Acordo UE-EUA não é bom negócio, diz sociólogo


O anúncio de que os Estados Unidos e a União Europeia (UE) planejam fechar um acordo de livre-comércio causou impacto. Logo surgiram análises de que a parceria comercial pode ser uma tragédia para o Mercosul. Esta não é, no entanto, a opinião do sociólogo Carlos Eduardo Martins que, em entrevista ao Portal Vermelho, avalia que o acordo não terá efeitos econômicos relevantes: “unir-se à economia estadunidense não é um bom negócio”, diz.

Por Vanessa Silva

Para o ministro de Relações Exteriores, Antonio Patriota, ainda é cedo para avaliar as consequências de tal acordo, mas observa que os países envolvidos terão dificuldade para chegar a um consenso sobre alguns pontos, como o que trata das tarifas praticadas em alguns setores.

As diferenças tarifárias são um grande entrave na opinião de Martins, mas ele pontua também a questão política: o acordo aproxima os governos europeus dos Estados Unidos. “Caso esta proposta avance e impulsione as assimetrias e as frustrações sociais, como as que se desenvolveram na União Europeia lastreada pelo euro, poderá provocar uma forte oposição interna cujos efeitos políticos certamente terão impacto significativo na geopolítica mundial do século 21”, avalia o Coordenador do laboratório de Estudos sobre Hegemonia e Contra-hegemonia da Universidade Federal do Rio de Janeiro (LEHC-UFRJ).

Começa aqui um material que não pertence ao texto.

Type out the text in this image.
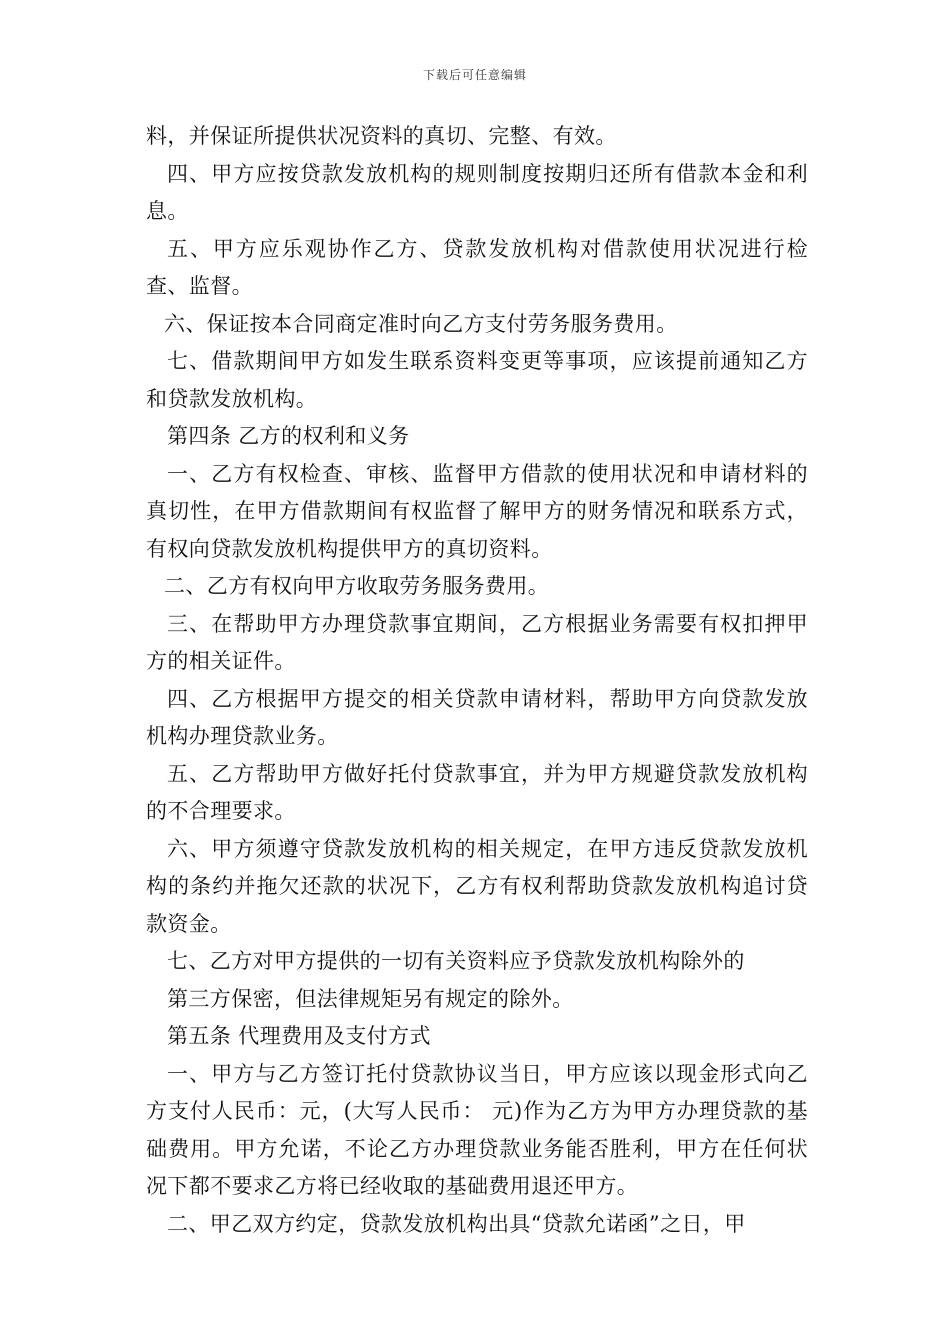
下载后可任意编辑

料，并保证所提供状况资料的真切、完整、有效。

四、甲方应按贷款发放机构的规则制度按期归还所有借款本金和利息。

五、甲方应乐观协作乙方、贷款发放机构对借款使用状况进行检查、监督。

六、保证按本合同商定准时向乙方支付劳务服务费用。

七、借款期间甲方如发生联系资料变更等事项，应该提前通知乙方和贷款发放机构。

第四条 乙方的权利和义务

一、乙方有权检查、审核、监督甲方借款的使用状况和申请材料的真切性，在甲方借款期间有权监督了解甲方的财务情况和联系方式，有权向贷款发放机构提供甲方的真切资料。

二、乙方有权向甲方收取劳务服务费用。

三、在帮助甲方办理贷款事宜期间，乙方根据业务需要有权扣押甲方的相关证件。

四、乙方根据甲方提交的相关贷款申请材料，帮助甲方向贷款发放机构办理贷款业务。

五、乙方帮助甲方做好托付贷款事宜，并为甲方规避贷款发放机构的不合理要求。

六、甲方须遵守贷款发放机构的相关规定，在甲方违反贷款发放机构的条约并拖欠还款的状况下，乙方有权利帮助贷款发放机构追讨贷款资金。

七、乙方对甲方提供的一切有关资料应予贷款发放机构除外的

第三方保密，但法律规矩另有规定的除外。

第五条 代理费用及支付方式

一、甲方与乙方签订托付贷款协议当日，甲方应该以现金形式向乙方支付人民币：元，(大写人民币： 元)作为乙方为甲方办理贷款的基础费用。甲方允诺，不论乙方办理贷款业务能否胜利，甲方在任何状况下都不要求乙方将已经收取的基础费用退还甲方。

二、甲乙双方约定，贷款发放机构出具“贷款允诺函”之日，甲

Já um acordo do Mercosul com a União Europeia segue sendo complicado, na avaliação do sociólogo. Para ele, a melhor saída está nas relações sul-sul que vêm sendo priorizadas pelo governo brasileiro, com o fortalecimento da integração latino-americana, e das relações com os Brics (grupo formado por Brasil, Rússia, Índia, China e África do Sul).

Acompanhe a íntegra da entrevista concedida por e-mail:

Portal Vermelho: O acordo da União Europeia com os EUA é a grande aposta para salvar as economias em crise. Que influência este acordo terá nos países em desenvolvimento?

Carlos Eduardo Martins: Em primeiro lugar, não creio que este acordo terá efeitos econômicos importantes sobre os países desenvolvidos. As melhores estimativas falam em uma elevação em 0,5% da taxa de crescimento para a UE e 0,4% para os Estados Unidos, mas pode bem ser o contrário.

Basta ver o caso do México, que não reduziu sua taxa de pobreza com o estabelecimento do Nafta e apresenta dinamismo econômico muito inferior ao do restante da América Latina. Se tomarmos o século 21 como referência, este país cresceu a uma taxa per capita de 1,1%, enquanto os oito principais países da América Latina o fizeram em 2,1%. Articular-se à economia estadunidense não é bom negócio. E a aproximação entre as economias estadunidense e europeia pode ser a aproximação entre duas estagnações.

Há uma pesada herança neoliberal que contribui para isso. Trata-se de economias com várias convergências de políticas econômicas e de resultados: ambas praticaram políticas de altas taxas de juros na década de 1990 e continuam com essas práticas para empréstimos de longo prazo; apresentam alto nível de endividamento do setor público; baixas taxas de investimento; altos níveis de desemprego; aprofundamento da desigualdade e assimetrias internas. Ambas praticaram políticas de abertura comercial e financeira que, no caso europeu, se estabeleceu, sobretudo, através do euro como grande fundamento da integração europeia, com desastrosos resultados macroeconômicos e sociais de longo prazo.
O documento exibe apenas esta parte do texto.